Eggs. So many people think they’re either too much effort or too simple. Chefs consider this fundamental ingredient a test of skill. A decent egg is easy to make. A great egg is very difficult. It’s a rainy-bleh day here today and a perfect time for a hearty meal. So if you’re a newer cook let me point out some common mistakes and if you’re a more experienced cook but don’t tend to use Asian ingredients you may get one thing out of joining me for making breakfast today.

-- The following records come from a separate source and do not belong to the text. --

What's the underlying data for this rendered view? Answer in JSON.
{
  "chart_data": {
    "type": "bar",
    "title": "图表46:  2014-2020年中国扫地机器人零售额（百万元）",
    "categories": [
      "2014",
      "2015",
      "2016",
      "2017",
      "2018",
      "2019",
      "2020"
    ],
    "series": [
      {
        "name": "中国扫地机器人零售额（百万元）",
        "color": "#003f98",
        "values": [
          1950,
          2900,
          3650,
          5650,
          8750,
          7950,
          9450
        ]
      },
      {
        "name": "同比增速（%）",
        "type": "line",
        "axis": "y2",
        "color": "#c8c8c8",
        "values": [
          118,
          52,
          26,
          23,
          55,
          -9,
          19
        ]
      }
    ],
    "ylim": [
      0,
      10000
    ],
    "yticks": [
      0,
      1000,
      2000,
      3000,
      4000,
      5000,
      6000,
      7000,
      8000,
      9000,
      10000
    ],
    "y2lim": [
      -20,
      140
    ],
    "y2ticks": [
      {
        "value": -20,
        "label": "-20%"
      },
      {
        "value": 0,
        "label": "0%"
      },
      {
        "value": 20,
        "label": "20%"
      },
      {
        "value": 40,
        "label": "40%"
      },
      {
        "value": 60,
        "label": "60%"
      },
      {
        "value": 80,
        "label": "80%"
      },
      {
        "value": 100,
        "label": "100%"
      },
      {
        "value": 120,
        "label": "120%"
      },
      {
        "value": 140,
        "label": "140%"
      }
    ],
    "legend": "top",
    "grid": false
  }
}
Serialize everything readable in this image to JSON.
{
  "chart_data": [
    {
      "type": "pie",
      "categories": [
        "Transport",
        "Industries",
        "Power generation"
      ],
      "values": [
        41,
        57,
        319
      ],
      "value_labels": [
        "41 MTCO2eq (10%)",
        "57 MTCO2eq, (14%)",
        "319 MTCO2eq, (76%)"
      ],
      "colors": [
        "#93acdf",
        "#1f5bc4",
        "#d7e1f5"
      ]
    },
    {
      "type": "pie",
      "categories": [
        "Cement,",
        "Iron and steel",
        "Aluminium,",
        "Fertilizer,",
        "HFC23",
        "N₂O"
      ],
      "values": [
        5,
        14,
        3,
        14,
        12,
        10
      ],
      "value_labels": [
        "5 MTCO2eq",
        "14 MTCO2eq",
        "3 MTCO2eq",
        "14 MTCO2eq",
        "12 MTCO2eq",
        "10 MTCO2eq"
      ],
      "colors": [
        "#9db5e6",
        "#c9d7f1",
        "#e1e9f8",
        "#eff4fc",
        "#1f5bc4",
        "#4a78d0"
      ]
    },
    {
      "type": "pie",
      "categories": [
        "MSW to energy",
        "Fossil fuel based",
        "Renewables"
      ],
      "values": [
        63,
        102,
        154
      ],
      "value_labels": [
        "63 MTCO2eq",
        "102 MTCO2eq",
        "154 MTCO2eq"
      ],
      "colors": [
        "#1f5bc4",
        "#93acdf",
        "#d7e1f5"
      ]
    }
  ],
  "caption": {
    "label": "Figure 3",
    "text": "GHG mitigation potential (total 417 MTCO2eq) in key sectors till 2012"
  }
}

Let’s start with the pan. If you’re a lover of stainless carbon steel or cast iron, as I am, I suggest you make an exception for a modern non-stick pan for your eggs, otherwise, you will waste a lot of eggs on a thin layer of baked eggs that will be a pain to clean out the pan.



This is a Japanese-style omelette pan but it works fine for scrambled eggs too. Laid out I have the seasonings I like to use for scrambled eggs. A few are absolutely common and for good reason: salt and black pepper. A few are less common but hardly unusual: paprika adds smokiness, red pepper flakes add a specific kind of heat, and chili powder adds yet another. Yes, this is basically red peppers in three ways.
And then a fourth, gochujang. If you’re familiar with Korean food then you’re already familiar with it. The red pepper paste comes in various flavors with this one being extra hot. For those who don’t like heat, you may be surprised that each of these forms of adding red peppers has a distinct flavor, and combined they make the eggs rich and fill you with warmth.
Add to your taste and heat preference. I’m actually not a heat junkie – I like just enough pepper to warm me and let me combine the flavors. I grab the gochujang paste with the chopsticks and mix it directly in as I scramble them.



Finally, I want to provide a note about consistency. If you’re like me you do not like slimy eggs but many end up cooking them until they’re completely firm. And some people like slimy. Both are wrong. Properly cooked scrambled eggs need to be in-between to evoke the full flavor of the egg, cooked past sliminess but stopped before firm.
And how long does it take? About five minutes. You want to use a low heat and just bring it up to medium right at the end to make sure you don’t overcook. And the result is a delicious bowl of eggs. You can serve it with rice or toast or if you want some carbs.